Sistematikanya terdiri atas 12 subbab.
Masing-masing menguraikan satu pokok bahasan. Antara lain Inner
Beauty, Tersenyum, Bersahabat, Keseimbangan Hidup, dan Tidur Nyenyak.
Hidup Itu Anugerah merupakan sharing pengalaman penulis selama 10
tahun berkarya di Pastoran Sanjaya Muntilan (1 Agustus 2002 – 7
Januari 2012) sekaligus tanda syukur atas ulang tahun Imamat ke-22 (22
Februari 1990 – 22 Februari 2012).
Karya tulis ini relatif “njawani”. Dalam
arti, banyak menggunakan filosofi Kejawen untuk menerangkan satu
fenomena tertentu. Misalnya, orang yang sulit bersyukur cenderung
memaksakan diri (ngaya). Selain itu, mereka juga menjadikan
keserakahan sebagai berhala (ngangsa). Pun selalu memerhitungkan
untung dan rugi (petung). Bila ketiga kecenderungan tersebut
bersekutu maka muaranya ialah penderitaan hidup (nelangsa) (halaman
35). Contoh yang tak perlu ditiru ialah para koruptor. Mereka ibarat
meminum air laut, seberapa pun perutnya menggelembung tetap saja haus
dan serakah merampas uang rakyat.
Sebagai solusi, Romo Projo yang
mengawali pelayanannya di Paroki St. Fransiskus Xaverius Kidulloji,
Yogyakarta ini mengajak pembaca berterimakasih atas hal-hal sepele
yang ada dalam keseharian hidup. Ia mengutip Mazmur 79:13, “Maka kami
ini, umat-Mu, dan kawanan domba gembalaan-Mu akan bersyukur untuk
selama-lamanya, dan akan memberikan puji-pujian untuk-Mu
turun-temurun.”
Seruan tersebut sejalan dengan
penelitian ilmiah dr. Masaro Emoto, ungkapan cinta (love) dan syukur
(gratitude) juga membentuk kristal air heksagonal yang sangat indah.

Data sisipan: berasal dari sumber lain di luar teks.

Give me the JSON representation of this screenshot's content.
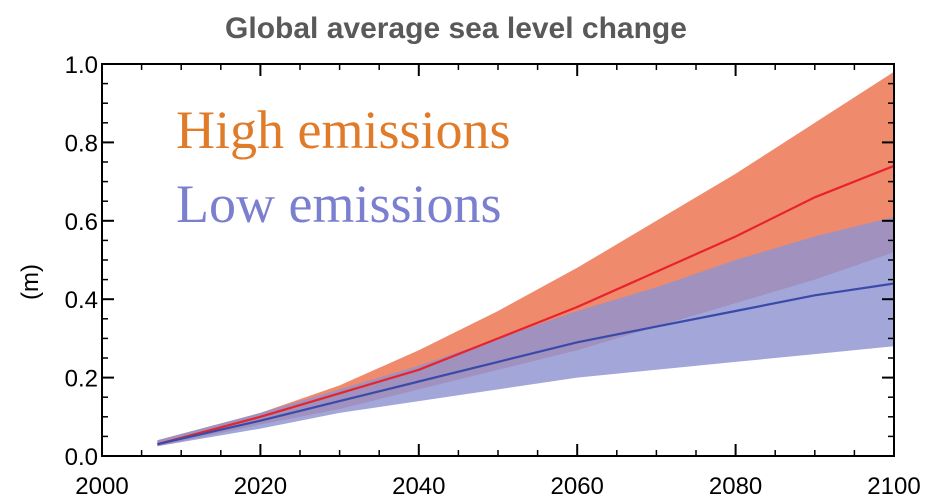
{
  "chart_data": {
    "type": "area",
    "title": "Global average sea level change",
    "xlabel": "",
    "ylabel": "(m)",
    "xlim": [
      2000,
      2100
    ],
    "ylim": [
      0.0,
      1.0
    ],
    "x_ticks": [
      2000,
      2020,
      2040,
      2060,
      2080,
      2100
    ],
    "y_ticks": [
      0.0,
      0.2,
      0.4,
      0.6,
      0.8,
      1.0
    ],
    "y_tick_labels": [
      "0.0",
      "0.2",
      "0.4",
      "0.6",
      "0.8",
      "1.0"
    ],
    "grid": false,
    "legend_placement": "top-left",
    "series": [
      {
        "name": "High emissions",
        "color": "#e07b2a",
        "band_color": "#f08a6c",
        "line_color": "#e8232a",
        "x": [
          2007,
          2020,
          2030,
          2040,
          2050,
          2060,
          2070,
          2080,
          2090,
          2100
        ],
        "mean": [
          0.03,
          0.1,
          0.16,
          0.22,
          0.3,
          0.38,
          0.47,
          0.56,
          0.66,
          0.74
        ],
        "lower": [
          0.025,
          0.08,
          0.12,
          0.17,
          0.22,
          0.27,
          0.33,
          0.39,
          0.45,
          0.52
        ],
        "upper": [
          0.04,
          0.11,
          0.18,
          0.27,
          0.37,
          0.48,
          0.6,
          0.72,
          0.85,
          0.98
        ]
      },
      {
        "name": "Low emissions",
        "color": "#7b7fcf",
        "band_color": "#8d93d1",
        "line_color": "#3a4aa8",
        "x": [
          2007,
          2020,
          2030,
          2040,
          2050,
          2060,
          2070,
          2080,
          2090,
          2100
        ],
        "mean": [
          0.03,
          0.09,
          0.14,
          0.19,
          0.24,
          0.29,
          0.33,
          0.37,
          0.41,
          0.44
        ],
        "lower": [
          0.025,
          0.07,
          0.11,
          0.14,
          0.17,
          0.2,
          0.22,
          0.24,
          0.26,
          0.28
        ],
        "upper": [
          0.04,
          0.11,
          0.17,
          0.23,
          0.3,
          0.37,
          0.43,
          0.5,
          0.56,
          0.61
        ]
      }
    ]
  }
}
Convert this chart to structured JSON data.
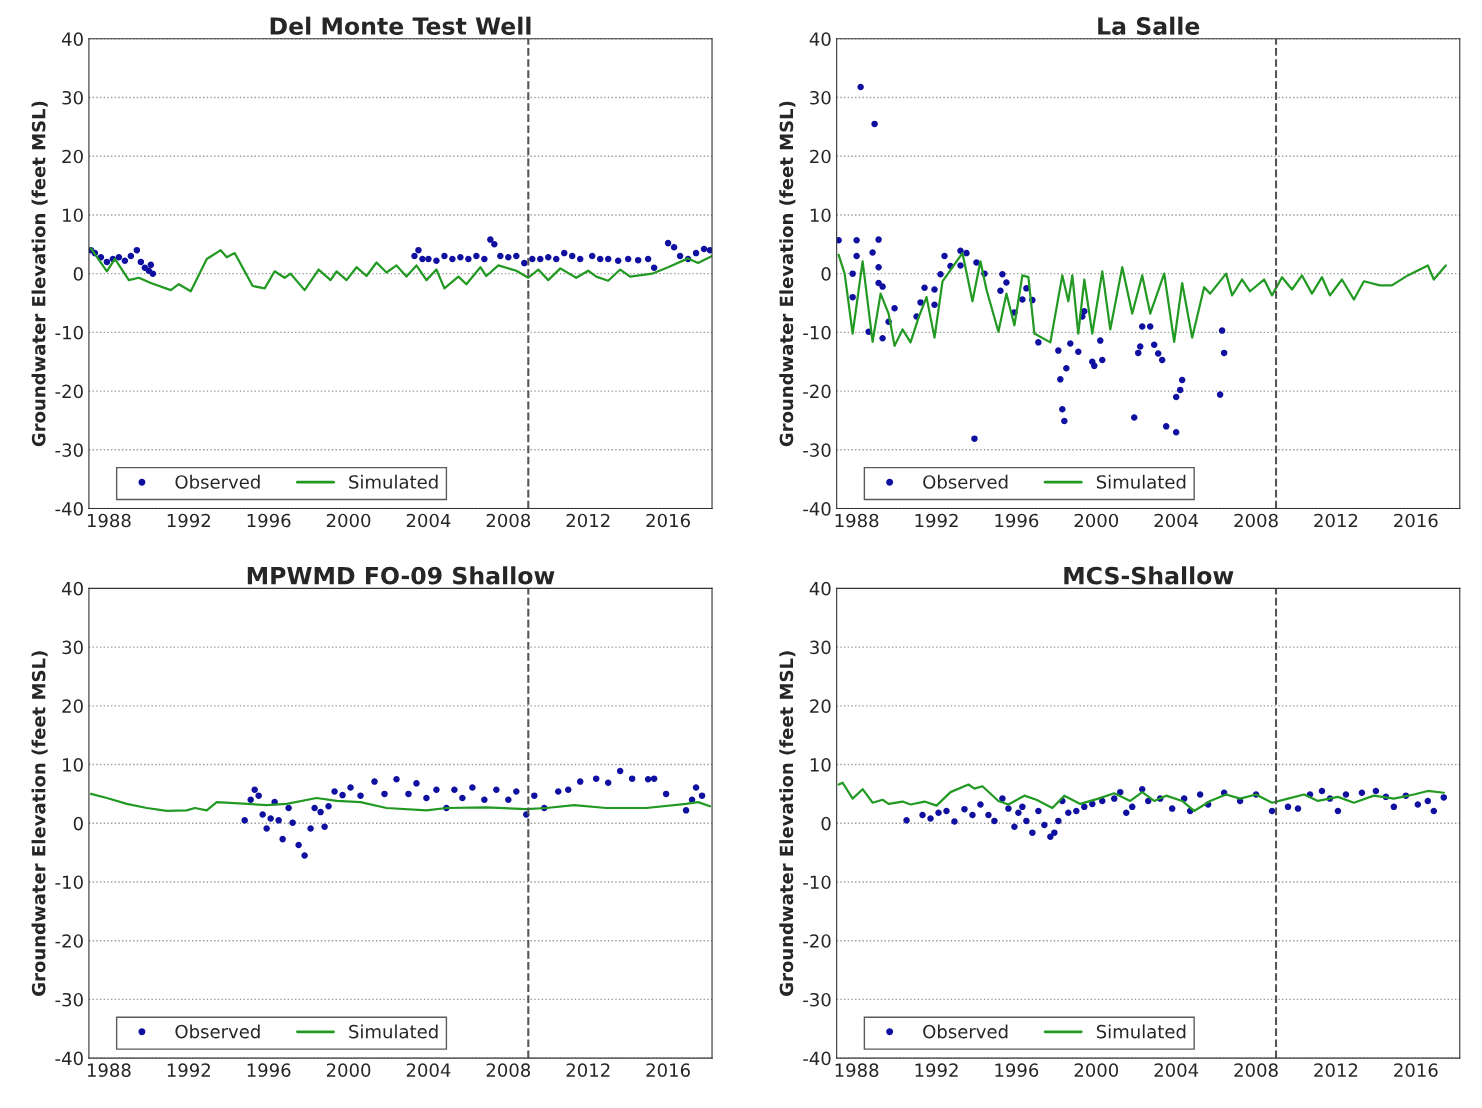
{
  "chart_data": [
    {
      "type": "line",
      "title": "Del Monte Test Well",
      "ylabel": "Groundwater Elevation (feet MSL)",
      "xlim": [
        1987,
        2018.2
      ],
      "xticks": [
        1988,
        1992,
        1996,
        2000,
        2004,
        2008,
        2012,
        2016
      ],
      "ylim": [
        -40,
        40
      ],
      "yticks": [
        -40,
        -30,
        -20,
        -10,
        0,
        10,
        20,
        30,
        40
      ],
      "grid": "y",
      "legend": "bottom left",
      "ref_lines": [
        {
          "axis": "x",
          "value": 2009,
          "color": "#555555",
          "line_style": "dashed"
        }
      ],
      "series": [
        {
          "name": "Observed",
          "type": "scatter",
          "marker": "circle",
          "color": "#1010a0",
          "x": [
            1987.1,
            1987.3,
            1987.6,
            1987.9,
            1988.2,
            1988.5,
            1988.8,
            1989.1,
            1989.4,
            1989.6,
            1989.8,
            1990.0,
            1990.1,
            1990.2,
            2003.3,
            2003.5,
            2003.7,
            2004.0,
            2004.4,
            2004.8,
            2005.2,
            2005.6,
            2006.0,
            2006.4,
            2006.8,
            2007.1,
            2007.3,
            2007.6,
            2008.0,
            2008.4,
            2008.8,
            2009.2,
            2009.6,
            2010.0,
            2010.4,
            2010.8,
            2011.2,
            2011.6,
            2012.2,
            2012.6,
            2013.0,
            2013.5,
            2014.0,
            2014.5,
            2015.0,
            2015.3,
            2016.0,
            2016.3,
            2016.6,
            2017.0,
            2017.4,
            2017.8,
            2018.1
          ],
          "values": [
            4.0,
            3.5,
            2.8,
            2.0,
            2.5,
            2.8,
            2.2,
            3.0,
            4.0,
            2.0,
            1.0,
            0.5,
            1.5,
            0.0,
            3.0,
            4.0,
            2.5,
            2.5,
            2.2,
            3.0,
            2.5,
            2.8,
            2.5,
            3.0,
            2.5,
            5.8,
            5.0,
            3.0,
            2.8,
            3.0,
            1.8,
            2.5,
            2.5,
            2.8,
            2.5,
            3.5,
            3.0,
            2.5,
            3.0,
            2.5,
            2.5,
            2.2,
            2.5,
            2.3,
            2.5,
            1.0,
            5.2,
            4.5,
            3.0,
            2.5,
            3.5,
            4.2,
            4.0
          ]
        },
        {
          "name": "Simulated",
          "color": "#229922",
          "x": [
            1987.1,
            1987.9,
            1988.3,
            1989.0,
            1989.5,
            1990.1,
            1991.1,
            1991.5,
            1992.1,
            1992.9,
            1993.6,
            1993.9,
            1994.3,
            1995.2,
            1995.8,
            1996.3,
            1996.8,
            1997.1,
            1997.8,
            1998.5,
            1999.1,
            1999.4,
            1999.9,
            2000.4,
            2000.9,
            2001.4,
            2001.9,
            2002.4,
            2002.9,
            2003.4,
            2003.9,
            2004.4,
            2004.8,
            2005.5,
            2005.9,
            2006.6,
            2006.9,
            2007.5,
            2008.4,
            2009.0,
            2009.5,
            2010.0,
            2010.6,
            2011.4,
            2012.0,
            2012.4,
            2013.0,
            2013.6,
            2014.1,
            2015.2,
            2016.0,
            2017.0,
            2017.5,
            2018.2
          ],
          "values": [
            4.3,
            0.4,
            2.5,
            -1.1,
            -0.7,
            -1.6,
            -2.8,
            -1.8,
            -3.0,
            2.5,
            4.0,
            2.8,
            3.5,
            -2.1,
            -2.5,
            0.4,
            -0.7,
            0,
            -2.8,
            0.7,
            -1.1,
            0.4,
            -1.1,
            1.1,
            -0.4,
            1.9,
            0.2,
            1.4,
            -0.5,
            1.4,
            -1.1,
            0.7,
            -2.5,
            -0.5,
            -1.8,
            1.1,
            -0.4,
            1.4,
            0.5,
            -0.7,
            0.7,
            -1.1,
            0.9,
            -0.7,
            0.5,
            -0.5,
            -1.2,
            0.7,
            -0.5,
            0,
            1.1,
            2.6,
            1.8,
            3.0
          ]
        }
      ]
    },
    {
      "type": "line",
      "title": "La Salle",
      "ylabel": "Groundwater Elevation (feet MSL)",
      "xlim": [
        1987,
        2018.2
      ],
      "xticks": [
        1988,
        1992,
        1996,
        2000,
        2004,
        2008,
        2012,
        2016
      ],
      "ylim": [
        -40,
        40
      ],
      "yticks": [
        -40,
        -30,
        -20,
        -10,
        0,
        10,
        20,
        30,
        40
      ],
      "grid": "y",
      "legend": "bottom left",
      "ref_lines": [
        {
          "axis": "x",
          "value": 2009,
          "color": "#555555",
          "line_style": "dashed"
        }
      ],
      "series": [
        {
          "name": "Observed",
          "type": "scatter",
          "marker": "circle",
          "color": "#1010a0",
          "x": [
            1987.1,
            1987.8,
            1987.8,
            1988.0,
            1988.0,
            1988.2,
            1988.6,
            1988.8,
            1988.9,
            1989.1,
            1989.1,
            1989.1,
            1989.3,
            1989.3,
            1989.6,
            1989.9,
            1991.0,
            1991.2,
            1991.4,
            1991.9,
            1991.9,
            1992.2,
            1992.4,
            1992.7,
            1993.2,
            1993.2,
            1993.5,
            1993.9,
            1994.0,
            1994.4,
            1995.2,
            1995.3,
            1995.5,
            1995.9,
            1996.3,
            1996.5,
            1996.8,
            1997.1,
            1998.1,
            1998.2,
            1998.3,
            1998.4,
            1998.5,
            1998.7,
            1999.1,
            1999.3,
            1999.4,
            1999.8,
            1999.9,
            2000.2,
            2000.3,
            2001.9,
            2002.1,
            2002.2,
            2002.3,
            2002.7,
            2002.9,
            2003.1,
            2003.3,
            2003.5,
            2004.0,
            2004.0,
            2004.2,
            2004.3,
            2006.2,
            2006.3,
            2006.4
          ],
          "values": [
            5.7,
            0,
            -4.0,
            5.7,
            3.0,
            31.8,
            -9.9,
            3.6,
            25.5,
            5.8,
            1.1,
            -1.6,
            -2.2,
            -11.0,
            -8.2,
            -5.9,
            -7.3,
            -4.9,
            -2.4,
            -2.7,
            -5.3,
            -0.1,
            3.0,
            1.3,
            1.4,
            3.9,
            3.5,
            -28.1,
            1.9,
            0,
            -2.9,
            -0.1,
            -1.5,
            -6.6,
            -4.4,
            -2.5,
            -4.5,
            -11.7,
            -13.1,
            -18.0,
            -23.1,
            -25.1,
            -16.1,
            -11.9,
            -13.3,
            -7.3,
            -6.4,
            -15.0,
            -15.7,
            -11.4,
            -14.7,
            -24.5,
            -13.5,
            -12.4,
            -9.0,
            -9.0,
            -12.1,
            -13.6,
            -14.7,
            -26.0,
            -27.0,
            -21.0,
            -19.8,
            -18.1,
            -20.6,
            -9.7,
            -13.5
          ]
        },
        {
          "name": "Simulated",
          "color": "#229922",
          "x": [
            1987.1,
            1987.4,
            1987.8,
            1988.3,
            1988.8,
            1989.2,
            1989.6,
            1989.9,
            1990.3,
            1990.7,
            1991.1,
            1991.5,
            1991.9,
            1992.3,
            1993.3,
            1993.8,
            1994.2,
            1994.5,
            1995.1,
            1995.5,
            1995.9,
            1996.3,
            1996.6,
            1996.9,
            1997.7,
            1998.3,
            1998.6,
            1998.8,
            1999.1,
            1999.4,
            1999.8,
            2000.3,
            2000.7,
            2001.3,
            2001.8,
            2002.3,
            2002.7,
            2003.4,
            2003.9,
            2004.3,
            2004.8,
            2005.4,
            2005.7,
            2006.5,
            2006.8,
            2007.3,
            2007.7,
            2008.4,
            2008.8,
            2009.3,
            2009.8,
            2010.3,
            2010.8,
            2011.3,
            2011.7,
            2012.3,
            2012.9,
            2013.4,
            2014.2,
            2014.8,
            2015.6,
            2016.6,
            2016.9,
            2017.5
          ],
          "values": [
            3.2,
            0,
            -10.2,
            2.1,
            -11.6,
            -3.4,
            -6.8,
            -12.3,
            -9.5,
            -11.7,
            -7.5,
            -4.0,
            -10.9,
            -1.3,
            3.5,
            -4.7,
            2.1,
            -2.7,
            -9.9,
            -3.4,
            -8.8,
            -0.3,
            -0.6,
            -10.2,
            -11.7,
            -0.3,
            -4.7,
            -0.3,
            -10.2,
            -1.0,
            -10.2,
            0.4,
            -9.5,
            1.1,
            -6.8,
            -0.3,
            -6.8,
            0,
            -11.6,
            -1.6,
            -10.9,
            -2.3,
            -3.4,
            0,
            -3.7,
            -1.0,
            -3.0,
            -1.0,
            -3.7,
            -0.6,
            -2.7,
            -0.3,
            -3.4,
            -0.6,
            -3.7,
            -1.0,
            -4.4,
            -1.3,
            -2.0,
            -2.0,
            -0.3,
            1.4,
            -1.0,
            1.4
          ]
        }
      ]
    },
    {
      "type": "line",
      "title": "MPWMD FO-09 Shallow",
      "ylabel": "Groundwater Elevation (feet MSL)",
      "xlim": [
        1987,
        2018.2
      ],
      "xticks": [
        1988,
        1992,
        1996,
        2000,
        2004,
        2008,
        2012,
        2016
      ],
      "ylim": [
        -40,
        40
      ],
      "yticks": [
        -40,
        -30,
        -20,
        -10,
        0,
        10,
        20,
        30,
        40
      ],
      "grid": "y",
      "legend": "bottom left",
      "ref_lines": [
        {
          "axis": "x",
          "value": 2009,
          "color": "#555555",
          "line_style": "dashed"
        }
      ],
      "series": [
        {
          "name": "Observed",
          "type": "scatter",
          "marker": "circle",
          "color": "#1010a0",
          "x": [
            1994.8,
            1995.1,
            1995.3,
            1995.5,
            1995.7,
            1995.9,
            1996.1,
            1996.3,
            1996.5,
            1996.7,
            1997.0,
            1997.2,
            1997.5,
            1997.8,
            1998.1,
            1998.3,
            1998.6,
            1998.8,
            1999.0,
            1999.3,
            1999.7,
            2000.1,
            2000.6,
            2001.3,
            2001.8,
            2002.4,
            2003.0,
            2003.4,
            2003.9,
            2004.4,
            2004.9,
            2005.3,
            2005.7,
            2006.2,
            2006.8,
            2007.4,
            2008.0,
            2008.4,
            2008.9,
            2009.3,
            2009.8,
            2010.5,
            2011.0,
            2011.6,
            2012.4,
            2013.0,
            2013.6,
            2014.2,
            2015.0,
            2015.3,
            2015.9,
            2016.9,
            2017.2,
            2017.4,
            2017.7
          ],
          "values": [
            0.5,
            4.0,
            5.7,
            4.7,
            1.5,
            -0.9,
            0.8,
            3.6,
            0.5,
            -2.7,
            2.6,
            0.1,
            -3.7,
            -5.5,
            -0.9,
            2.6,
            1.9,
            -0.6,
            2.9,
            5.4,
            4.8,
            6.1,
            4.7,
            7.1,
            5.0,
            7.5,
            5.0,
            6.8,
            4.3,
            5.7,
            2.6,
            5.7,
            4.3,
            6.1,
            4.0,
            5.7,
            4.0,
            5.4,
            1.5,
            4.7,
            2.6,
            5.4,
            5.7,
            7.1,
            7.6,
            6.9,
            8.9,
            7.6,
            7.5,
            7.6,
            5.0,
            2.2,
            4.0,
            6.1,
            4.7
          ]
        },
        {
          "name": "Simulated",
          "color": "#229922",
          "x": [
            1987.1,
            1987.9,
            1988.9,
            1989.9,
            1990.9,
            1991.9,
            1992.3,
            1992.9,
            1993.4,
            1994.5,
            1995.9,
            1996.9,
            1998.4,
            1999.4,
            2000.6,
            2001.9,
            2003.9,
            2004.9,
            2006.9,
            2008.9,
            2009.9,
            2011.3,
            2012.9,
            2014.9,
            2016.9,
            2017.5,
            2018.1
          ],
          "values": [
            5.0,
            4.3,
            3.3,
            2.6,
            2.1,
            2.2,
            2.6,
            2.2,
            3.6,
            3.4,
            3.1,
            3.3,
            4.3,
            3.8,
            3.6,
            2.6,
            2.2,
            2.6,
            2.7,
            2.4,
            2.6,
            3.1,
            2.6,
            2.6,
            3.3,
            3.6,
            2.9
          ]
        }
      ]
    },
    {
      "type": "line",
      "title": "MCS-Shallow",
      "ylabel": "Groundwater Elevation (feet MSL)",
      "xlim": [
        1987,
        2018.2
      ],
      "xticks": [
        1988,
        1992,
        1996,
        2000,
        2004,
        2008,
        2012,
        2016
      ],
      "ylim": [
        -40,
        40
      ],
      "yticks": [
        -40,
        -30,
        -20,
        -10,
        0,
        10,
        20,
        30,
        40
      ],
      "grid": "y",
      "legend": "bottom left",
      "ref_lines": [
        {
          "axis": "x",
          "value": 2009,
          "color": "#555555",
          "line_style": "dashed"
        }
      ],
      "series": [
        {
          "name": "Observed",
          "type": "scatter",
          "marker": "circle",
          "color": "#1010a0",
          "x": [
            1990.5,
            1991.3,
            1991.7,
            1992.1,
            1992.5,
            1992.9,
            1993.4,
            1993.8,
            1994.2,
            1994.6,
            1994.9,
            1995.3,
            1995.6,
            1995.9,
            1996.1,
            1996.3,
            1996.5,
            1996.8,
            1997.1,
            1997.4,
            1997.7,
            1997.9,
            1998.1,
            1998.3,
            1998.6,
            1999.0,
            1999.4,
            1999.8,
            2000.3,
            2000.9,
            2001.2,
            2001.5,
            2001.8,
            2002.3,
            2002.6,
            2003.2,
            2003.8,
            2004.4,
            2004.7,
            2005.2,
            2005.6,
            2006.4,
            2007.2,
            2008.0,
            2008.8,
            2009.6,
            2010.1,
            2010.7,
            2011.3,
            2011.7,
            2012.1,
            2012.5,
            2013.3,
            2014.0,
            2014.5,
            2014.9,
            2015.5,
            2016.1,
            2016.6,
            2016.9,
            2017.4
          ],
          "values": [
            0.5,
            1.4,
            0.8,
            1.8,
            2.1,
            0.3,
            2.4,
            1.4,
            3.2,
            1.4,
            0.4,
            4.2,
            2.5,
            -0.6,
            1.8,
            2.8,
            0.4,
            -1.6,
            2.1,
            -0.3,
            -2.3,
            -1.6,
            0.4,
            3.8,
            1.8,
            2.1,
            2.8,
            3.3,
            3.8,
            4.2,
            5.3,
            1.8,
            2.8,
            5.8,
            3.8,
            4.2,
            2.5,
            4.2,
            2.1,
            4.9,
            3.2,
            5.2,
            3.8,
            4.9,
            2.1,
            2.8,
            2.5,
            4.9,
            5.5,
            4.2,
            2.1,
            4.9,
            5.2,
            5.5,
            4.5,
            2.8,
            4.7,
            3.2,
            3.8,
            2.1,
            4.4
          ]
        },
        {
          "name": "Simulated",
          "color": "#229922",
          "x": [
            1987.1,
            1987.3,
            1987.8,
            1988.3,
            1988.8,
            1989.3,
            1989.6,
            1990.3,
            1990.7,
            1991.4,
            1992.0,
            1992.7,
            1993.6,
            1993.9,
            1994.3,
            1995.1,
            1995.6,
            1996.4,
            1997.0,
            1997.8,
            1998.4,
            1999.2,
            2000.1,
            2000.9,
            2001.7,
            2002.3,
            2002.9,
            2003.5,
            2004.3,
            2004.9,
            2005.7,
            2006.5,
            2007.2,
            2008.0,
            2008.8,
            2009.6,
            2010.4,
            2011.1,
            2012.1,
            2012.9,
            2013.9,
            2014.9,
            2015.9,
            2016.6,
            2017.4
          ],
          "values": [
            6.6,
            6.9,
            4.2,
            5.8,
            3.5,
            4.0,
            3.3,
            3.7,
            3.2,
            3.7,
            3.0,
            5.3,
            6.6,
            5.9,
            6.3,
            3.8,
            3.2,
            4.7,
            4.0,
            2.6,
            4.7,
            3.3,
            4.2,
            5.1,
            3.8,
            5.3,
            3.8,
            4.7,
            3.8,
            2.1,
            3.8,
            4.9,
            4.2,
            4.9,
            3.5,
            4.2,
            4.9,
            3.8,
            4.5,
            3.5,
            4.7,
            4.2,
            4.9,
            5.5,
            5.2
          ]
        }
      ]
    }
  ]
}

Salah satu tolok ukurnya ialah pola tidur. Tak hanya dari aspek
kuantitas alias lamanya tidur, tapi lebih pada kualitas. Orang yang
penuh syukur, menjalani hidup dengan gembira, bahagia, dan sepenuh
hati. Alhasil, ketika tidur niscaya nyenyak dan bahkan nyenyak sekali
tanpa mimpi (deep sleep). Kenapa? Karena terbiasa pasrah pada
penyelenggaraan dan perlindungan-Nya (halaman 110).
Buku setebal 116 halaman ini ibarat
lentera. Isinya niscaya menyinari hati pembaca yang sudi membuka diri
dan berbagi pada sesama. Pilihan ada di tangan manusia, mau melihat
hidup sebagai anugerah atau serapah. Senada dengan pendapat para
bijak, “Manusia memang tak bisa menghentikan ombak, tapi kita bisa
belajar berselancar.” Selamat membaca!